03/03 11:32:52 (pid:29312) ERROR: receiving new UDP message but found a long message still waiting to be closed (consumed=0). Closing it now.
03/03 11:32:52 (pid:29312) ERROR: receiving new UDP message but found a long message still waiting to be closed (consumed=0). Closing it now.
03/03 11:32:52 (pid:29312) ERROR: receiving new UDP message but found a short message still waiting to be closed (consumed=0). Closing it now.
03/03 11:32:52 (pid:29312) ERROR: receiving new UDP message but found a short message still waiting to be closed (consumed=0). Closing it now.
03/03 11:32:52 (pid:29312) ERROR: receiving new UDP message but found a short message still waiting to be closed (consumed=0). Closing it now.
03/03 11:32:52 (pid:29312) ERROR: receiving new UDP message but found a short message still waiting to be closed (consumed=0). Closing it now.
03/03 11:32:52 (pid:29312) ERROR: receiving new UDP message but found a short message still waiting to be closed (consumed=0). Closing it now.
03/03 11:32:52 (pid:29312) ERROR: receiving new UDP message but found a long message still waiting to be closed (consumed=0). Closing it now.
03/03 11:32:52 (pid:29312) ERROR: receiving new UDP message but found a long message still waiting to be closed (consumed=0). Closing it now.

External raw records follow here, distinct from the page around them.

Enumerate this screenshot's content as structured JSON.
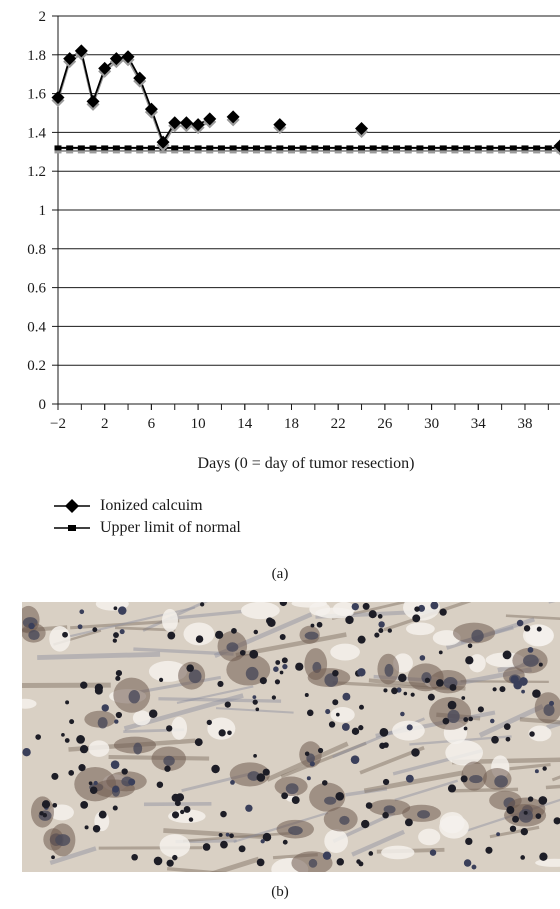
{
  "chart_data": {
    "type": "line",
    "xlabel": "Days (0 = day of tumor resection)",
    "ylabel": "",
    "xlim": [
      -2,
      41
    ],
    "ylim": [
      0,
      2
    ],
    "x_ticks": [
      "−2",
      "2",
      "6",
      "10",
      "14",
      "18",
      "22",
      "26",
      "30",
      "34",
      "38"
    ],
    "y_ticks": [
      "0",
      "0.2",
      "0.4",
      "0.6",
      "0.8",
      "1",
      "1.2",
      "1.4",
      "1.6",
      "1.8",
      "2"
    ],
    "grid": "horizontal",
    "legend_position": "bottom-left",
    "series": [
      {
        "name": "Ionized calcuim",
        "marker": "diamond",
        "color": "#000000",
        "points": [
          {
            "x": -2,
            "y": 1.58,
            "connected": true
          },
          {
            "x": -1,
            "y": 1.78,
            "connected": true
          },
          {
            "x": 0,
            "y": 1.82,
            "connected": true
          },
          {
            "x": 1,
            "y": 1.56,
            "connected": true
          },
          {
            "x": 2,
            "y": 1.73,
            "connected": true
          },
          {
            "x": 3,
            "y": 1.78,
            "connected": true
          },
          {
            "x": 4,
            "y": 1.79,
            "connected": true
          },
          {
            "x": 5,
            "y": 1.68,
            "connected": true
          },
          {
            "x": 6,
            "y": 1.52,
            "connected": true
          },
          {
            "x": 7,
            "y": 1.35,
            "connected": true
          },
          {
            "x": 8,
            "y": 1.45,
            "connected": true
          },
          {
            "x": 9,
            "y": 1.45,
            "connected": true
          },
          {
            "x": 10,
            "y": 1.44,
            "connected": true
          },
          {
            "x": 11,
            "y": 1.47,
            "connected": true
          },
          {
            "x": 13,
            "y": 1.48,
            "connected": false
          },
          {
            "x": 17,
            "y": 1.44,
            "connected": false
          },
          {
            "x": 24,
            "y": 1.42,
            "connected": false
          },
          {
            "x": 41,
            "y": 1.33,
            "connected": false
          }
        ]
      },
      {
        "name": "Upper limit of normal",
        "marker": "square",
        "color": "#000000",
        "constant_y": 1.32,
        "x_start": -2,
        "x_end": 41,
        "x_step": 1
      }
    ]
  },
  "captions": {
    "a": "(a)",
    "b": "(b)"
  }
}
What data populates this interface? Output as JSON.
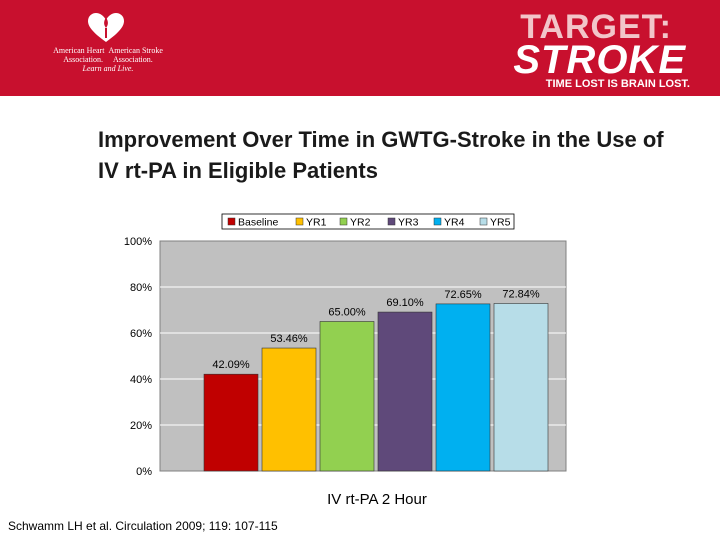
{
  "header": {
    "aha_logo": {
      "name_left_1": "American Heart",
      "name_left_2": "Association.",
      "name_right_1": "American Stroke",
      "name_right_2": "Association.",
      "tagline": "Learn and Live."
    },
    "target_stroke": {
      "line1": "TARGET:",
      "line2": "STROKE",
      "tagline": "TIME LOST IS BRAIN LOST."
    }
  },
  "slide_title": "Improvement Over Time in GWTG-Stroke in the Use of IV rt-PA in Eligible Patients",
  "source": "Schwamm LH et al. Circulation 2009; 119: 107-115",
  "chart_data": {
    "type": "bar",
    "xlabel": "IV rt-PA 2 Hour",
    "ylim": [
      0,
      100
    ],
    "yticks": [
      "0%",
      "20%",
      "40%",
      "60%",
      "80%",
      "100%"
    ],
    "grid": true,
    "legend_position": "top",
    "series": [
      {
        "name": "Baseline",
        "value": 42.09,
        "label": "42.09%",
        "color": "#c00000"
      },
      {
        "name": "YR1",
        "value": 53.46,
        "label": "53.46%",
        "color": "#ffc000"
      },
      {
        "name": "YR2",
        "value": 65.0,
        "label": "65.00%",
        "color": "#92d050"
      },
      {
        "name": "YR3",
        "value": 69.1,
        "label": "69.10%",
        "color": "#5f497a"
      },
      {
        "name": "YR4",
        "value": 72.65,
        "label": "72.65%",
        "color": "#00b0f0"
      },
      {
        "name": "YR5",
        "value": 72.84,
        "label": "72.84%",
        "color": "#b7dde8"
      }
    ]
  },
  "colors": {
    "header_bg": "#c8102e",
    "plot_bg": "#c0c0c0"
  }
}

We captured SchedLog, ShadowLog, and a packet capture using

tshark -R udp.port==(UDP port backlogged) -i lo -w /tmp/stuff.cap

I'll upload that info to dropbox.redhat.com given this IT.
1819c32a28ef5a20ccb018239f325207  IT596093-logs.tar.bz2

This was with condor-7.4.3-0.3.el5

------------------------------------
FWIW, after a night's run:

(on gemco)
netstat -apn | grep -i schedd

udp   67106984      0 0.0.0.0:41800               0.0.0.0:*                               15551/condor_schedd

That's 67 million queued UDP packets.  We've clearly fallen off the cliff here.

I'm assuming that it might be desirable to inspect that packet queue at a system level so that you can more readily identify a packet with corrupted protocol.  That seems like a job for the SystemTap experts.  We're on RHEL 5.4 here, so if someone can sling a tap script to dump out the packets in queue to help the debugging here it might be worthwhile.

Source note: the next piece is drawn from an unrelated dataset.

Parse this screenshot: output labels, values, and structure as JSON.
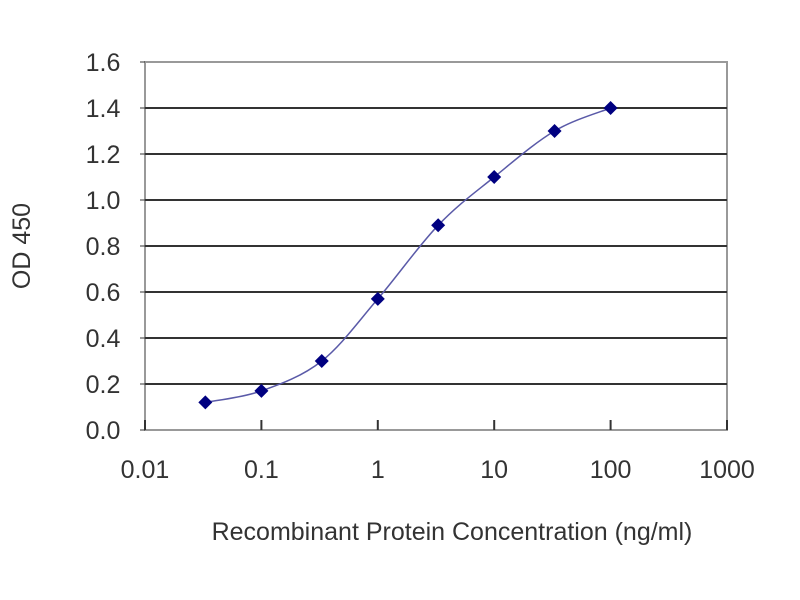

Comment 1 Matthew Farrellee 2010-03-16 02:40:45 UTC
Fixed upstream, see http://condor-wiki.cs.wisc.edu/index.cgi/tktview?tn=1270

Built in 7.4.3-0.5

Comment 5 Florian Nadge 2010-10-07 18:40:00 UTC
    Technical note added. If any revisions are required, please edit the "Technical Notes" field
    accordingly. All revisions will be proofread by the Engineering Content Services team.
    
    New Contents:
Previously, the UDP command queue for the scheduler daemon could back up several millions of packets and the user received, large amounts of errors when checking "netstat -ap| grep schedd". This update resolves this issue.

Comment 6 Florian Nadge 2010-10-08 10:21:18 UTC
    Technical note updated. If any revisions are required, please edit the "Technical Notes" field
    accordingly. All revisions will be proofread by the Engineering Content Services team.
    
    Diffed Contents:
@@ -1 +1 @@
-Previously, the UDP command queue for the scheduler daemon could back up several millions of packets and the user received, large amounts of errors when checking "netstat -ap| grep schedd". This update resolves this issue.+Previously, the UDP command queue for the scheduler daemon could back up several millions of packets and the user received, large amounts of errors when checking netstat -ap  grep schedd". This update resolves this issue.

Comment 8 errata-xmlrpc 2010-10-14 16:13:04 UTC
An advisory has been issued which should help the problem
described in this bug report. This report is therefore being
closed with a resolution of ERRATA. For more information
on therefore solution and/or where to find the updated files,
please follow the link below. You may reopen this bug report
if the solution does not work for you.

http://rhn.redhat.com/errata/RHSA-2010-0773.html